After leaving us that morning, they walked, Tallent and Fa’a, past the butterfly tree (which, although none of us had said it aloud, we had begun to consider the demarcation line: below it was land we knew, above it terra incognita. Although this was of course nothing more than a contrived organizing principle, for the fact was it was
all
terra incognita—what lay past the tree was no more conquerable by us than what lay before it) and into the jungle beyond. A few hundred yards in, the copses of trees had thinned out further still, although their canopies had became more massive and umbrellalike in their reach, making the air increasingly dark and cool, muted in light and muffled of sound. I had been using the words interchangeably, but here was truly more a forest than a jungle, the bewitched forest of fairy tales, where huts made of glossy black licorice and lardy white frosting appear in clearings and talking wolves trot upright in old women’s bonnets. Around them too the plants had changed: gone were the rapacious fly-eating orchids, the saucy, vulgar bromeliads, the squat cycads, and in their place were frilly wedges of sober-colored mushrooms and whorls of tightly closed ferns.
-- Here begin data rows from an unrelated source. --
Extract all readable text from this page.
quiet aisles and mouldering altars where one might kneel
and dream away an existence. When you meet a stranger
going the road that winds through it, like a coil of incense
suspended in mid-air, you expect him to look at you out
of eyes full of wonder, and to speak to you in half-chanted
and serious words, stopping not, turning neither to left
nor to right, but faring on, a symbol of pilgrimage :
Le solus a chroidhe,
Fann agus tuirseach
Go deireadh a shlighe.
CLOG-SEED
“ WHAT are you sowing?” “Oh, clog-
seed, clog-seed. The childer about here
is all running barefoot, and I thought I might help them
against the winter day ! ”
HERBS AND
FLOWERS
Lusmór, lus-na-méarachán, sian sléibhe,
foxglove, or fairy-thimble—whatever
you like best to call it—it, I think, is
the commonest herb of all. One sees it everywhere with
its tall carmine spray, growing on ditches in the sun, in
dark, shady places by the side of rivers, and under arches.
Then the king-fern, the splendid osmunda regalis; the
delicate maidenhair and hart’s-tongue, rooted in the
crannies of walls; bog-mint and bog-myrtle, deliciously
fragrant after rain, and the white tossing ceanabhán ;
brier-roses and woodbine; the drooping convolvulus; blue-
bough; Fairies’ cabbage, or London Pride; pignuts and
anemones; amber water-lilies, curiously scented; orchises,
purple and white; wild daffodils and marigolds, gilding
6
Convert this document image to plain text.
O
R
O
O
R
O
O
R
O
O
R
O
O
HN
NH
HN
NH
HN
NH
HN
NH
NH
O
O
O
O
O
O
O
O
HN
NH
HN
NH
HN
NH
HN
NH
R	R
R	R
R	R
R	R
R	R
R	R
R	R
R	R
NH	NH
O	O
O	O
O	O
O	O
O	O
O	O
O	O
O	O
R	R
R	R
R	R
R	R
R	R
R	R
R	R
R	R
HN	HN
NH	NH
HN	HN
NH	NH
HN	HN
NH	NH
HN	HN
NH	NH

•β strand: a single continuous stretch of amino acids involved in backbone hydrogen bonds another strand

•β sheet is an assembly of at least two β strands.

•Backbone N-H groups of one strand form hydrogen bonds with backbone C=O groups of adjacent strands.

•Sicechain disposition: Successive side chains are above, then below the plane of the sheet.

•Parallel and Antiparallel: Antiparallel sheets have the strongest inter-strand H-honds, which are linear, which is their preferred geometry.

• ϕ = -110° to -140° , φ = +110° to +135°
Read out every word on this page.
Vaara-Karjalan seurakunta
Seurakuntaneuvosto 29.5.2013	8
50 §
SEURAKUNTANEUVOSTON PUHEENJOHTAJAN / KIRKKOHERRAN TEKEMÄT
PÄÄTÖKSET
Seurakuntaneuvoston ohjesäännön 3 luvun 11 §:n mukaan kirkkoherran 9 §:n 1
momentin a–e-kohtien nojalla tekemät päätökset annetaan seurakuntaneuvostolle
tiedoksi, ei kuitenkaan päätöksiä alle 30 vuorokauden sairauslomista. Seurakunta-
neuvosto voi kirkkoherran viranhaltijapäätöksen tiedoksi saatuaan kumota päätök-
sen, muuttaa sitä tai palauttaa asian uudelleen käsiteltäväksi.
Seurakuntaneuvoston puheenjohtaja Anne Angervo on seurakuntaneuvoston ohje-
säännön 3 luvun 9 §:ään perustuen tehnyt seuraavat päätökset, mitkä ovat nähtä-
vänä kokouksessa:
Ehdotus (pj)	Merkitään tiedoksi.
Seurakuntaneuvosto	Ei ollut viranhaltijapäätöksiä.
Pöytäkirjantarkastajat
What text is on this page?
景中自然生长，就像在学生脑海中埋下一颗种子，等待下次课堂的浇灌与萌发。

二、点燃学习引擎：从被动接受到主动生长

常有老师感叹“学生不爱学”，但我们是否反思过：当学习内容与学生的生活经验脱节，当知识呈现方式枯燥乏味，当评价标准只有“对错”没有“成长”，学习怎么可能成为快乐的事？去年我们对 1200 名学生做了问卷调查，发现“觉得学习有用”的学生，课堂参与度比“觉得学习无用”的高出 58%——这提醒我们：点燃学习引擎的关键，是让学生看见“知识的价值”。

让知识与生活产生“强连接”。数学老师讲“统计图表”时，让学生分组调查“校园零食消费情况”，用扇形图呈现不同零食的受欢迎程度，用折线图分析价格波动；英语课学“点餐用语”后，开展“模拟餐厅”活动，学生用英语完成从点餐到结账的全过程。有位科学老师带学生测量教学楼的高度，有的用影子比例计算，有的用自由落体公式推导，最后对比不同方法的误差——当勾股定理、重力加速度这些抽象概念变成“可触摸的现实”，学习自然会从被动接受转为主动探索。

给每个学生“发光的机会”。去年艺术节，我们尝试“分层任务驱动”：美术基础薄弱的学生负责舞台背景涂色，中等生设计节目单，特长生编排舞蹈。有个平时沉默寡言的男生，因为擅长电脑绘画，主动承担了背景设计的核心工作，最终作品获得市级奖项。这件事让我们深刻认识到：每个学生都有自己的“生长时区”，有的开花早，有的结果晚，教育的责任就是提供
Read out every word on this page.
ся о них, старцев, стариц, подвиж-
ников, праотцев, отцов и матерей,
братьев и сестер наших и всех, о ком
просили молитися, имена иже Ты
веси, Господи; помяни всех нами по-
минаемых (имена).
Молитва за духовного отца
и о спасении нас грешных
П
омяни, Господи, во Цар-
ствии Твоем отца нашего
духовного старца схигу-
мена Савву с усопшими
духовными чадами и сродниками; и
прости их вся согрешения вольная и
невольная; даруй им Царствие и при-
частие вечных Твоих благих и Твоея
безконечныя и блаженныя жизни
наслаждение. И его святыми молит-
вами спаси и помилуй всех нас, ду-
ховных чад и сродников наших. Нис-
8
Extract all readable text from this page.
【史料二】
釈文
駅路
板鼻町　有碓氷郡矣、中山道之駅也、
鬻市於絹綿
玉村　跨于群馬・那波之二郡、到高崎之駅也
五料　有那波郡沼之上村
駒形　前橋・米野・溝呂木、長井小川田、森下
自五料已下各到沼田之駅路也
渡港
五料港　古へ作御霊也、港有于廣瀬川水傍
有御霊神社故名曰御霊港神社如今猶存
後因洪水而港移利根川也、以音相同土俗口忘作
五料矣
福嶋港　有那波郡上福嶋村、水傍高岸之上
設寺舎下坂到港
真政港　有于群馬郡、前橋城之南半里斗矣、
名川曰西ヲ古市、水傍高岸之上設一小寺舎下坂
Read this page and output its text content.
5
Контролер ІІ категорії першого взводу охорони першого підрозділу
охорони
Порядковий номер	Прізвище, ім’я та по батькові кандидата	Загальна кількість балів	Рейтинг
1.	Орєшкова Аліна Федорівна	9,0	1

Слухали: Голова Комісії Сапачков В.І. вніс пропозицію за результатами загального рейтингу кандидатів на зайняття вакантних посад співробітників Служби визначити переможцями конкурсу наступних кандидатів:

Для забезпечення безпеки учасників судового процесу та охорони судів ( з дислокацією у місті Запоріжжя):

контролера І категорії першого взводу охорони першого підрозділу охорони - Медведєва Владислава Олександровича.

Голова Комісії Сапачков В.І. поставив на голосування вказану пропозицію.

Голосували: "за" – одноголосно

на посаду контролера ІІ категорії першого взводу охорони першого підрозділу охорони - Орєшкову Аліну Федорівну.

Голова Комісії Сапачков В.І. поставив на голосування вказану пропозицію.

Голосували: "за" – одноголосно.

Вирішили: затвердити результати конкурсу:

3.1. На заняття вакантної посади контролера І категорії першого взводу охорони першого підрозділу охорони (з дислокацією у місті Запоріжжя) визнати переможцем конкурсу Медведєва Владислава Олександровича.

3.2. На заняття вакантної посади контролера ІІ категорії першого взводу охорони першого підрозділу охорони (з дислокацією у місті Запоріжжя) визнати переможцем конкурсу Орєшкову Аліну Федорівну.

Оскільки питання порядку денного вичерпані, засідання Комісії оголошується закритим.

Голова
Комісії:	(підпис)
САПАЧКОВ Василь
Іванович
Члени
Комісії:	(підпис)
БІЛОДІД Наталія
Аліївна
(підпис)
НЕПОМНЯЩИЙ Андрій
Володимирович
They had been walking for about an hour, they thought, when they heard a noise: nothing interesting, nothing large, just a crinkling like paper high above them. Two days before, they would have thought nothing of this; it would have been another family of vuakas gamboling across a kanava branch, or one of those vexing toucanlike birds whose aggressive, phosphorescent yellow feces streaked the tree trunks like oil paint. But here the animals were silent, furtive—they had seen enormous fleecy sloths the size of Labradors hanging sleepily from branches, and witnessed spiders, their backs daubed with glittery blue specks, picking their prim, careful way across spun-glass webs—and the sound here was of no sound, of a place holding its breath, an edgy, bitten-back quiet, as if it would at once explode with the color and noise of a great party. And so hearing this, they stopped, listened. Tallent found himself counting, nonsensically, as if once he reached a certain number, something would be revealed to them.

He had reached seventy-three when Fa’a grabbed his arm and pointed, and he saw it climbing down the trunk of a manama about fifty yards to their left. It was not a skillful climber, nor particularly graceful, and yet when it began to emerge, he mistook it for a sloth, not a human; unlike a human, who would have shimmied down feet first, this creature led with its arms, which encircled the tree in a tight grip, the rest of its body following limply and uselessly behind. The manama’s branches are sturdy and level and grow from almost its base to its very top, but the animal did not take advantage
of them, did not use them, as a human would, as a ladder. Rather, it continued to slither down, snakelike (although this was difficult, as the manama’s bark made slithering all but impossible), and whenever it encountered a branch, it seemed to pause, confused, clearly unaware that the branch could be used to its benefit. At the bottom of the tree, when its head had touched the forest floor, it paused again, and then flipped over onto the ground and for a long moment simply lay there on its back, its arms and legs spread open, not making a sound. Fa’a held out his arm to keep Tallent from advancing (not, as Tallent said later, that he needed to; he was too spellbound to think of moving), and for a few minutes the two of them stood frozen, staring at the thing on the floor.

When it finally stood, it did so in stages, first moving to a sitting position—which it did without the use of its elbows, but at once, from the waist, as if attached to the end of an invisible pulley—and then, after another pause, abruptly to its feet. And then it began to walk, and Fa’a and Tallent stepped behind a tree to watch it.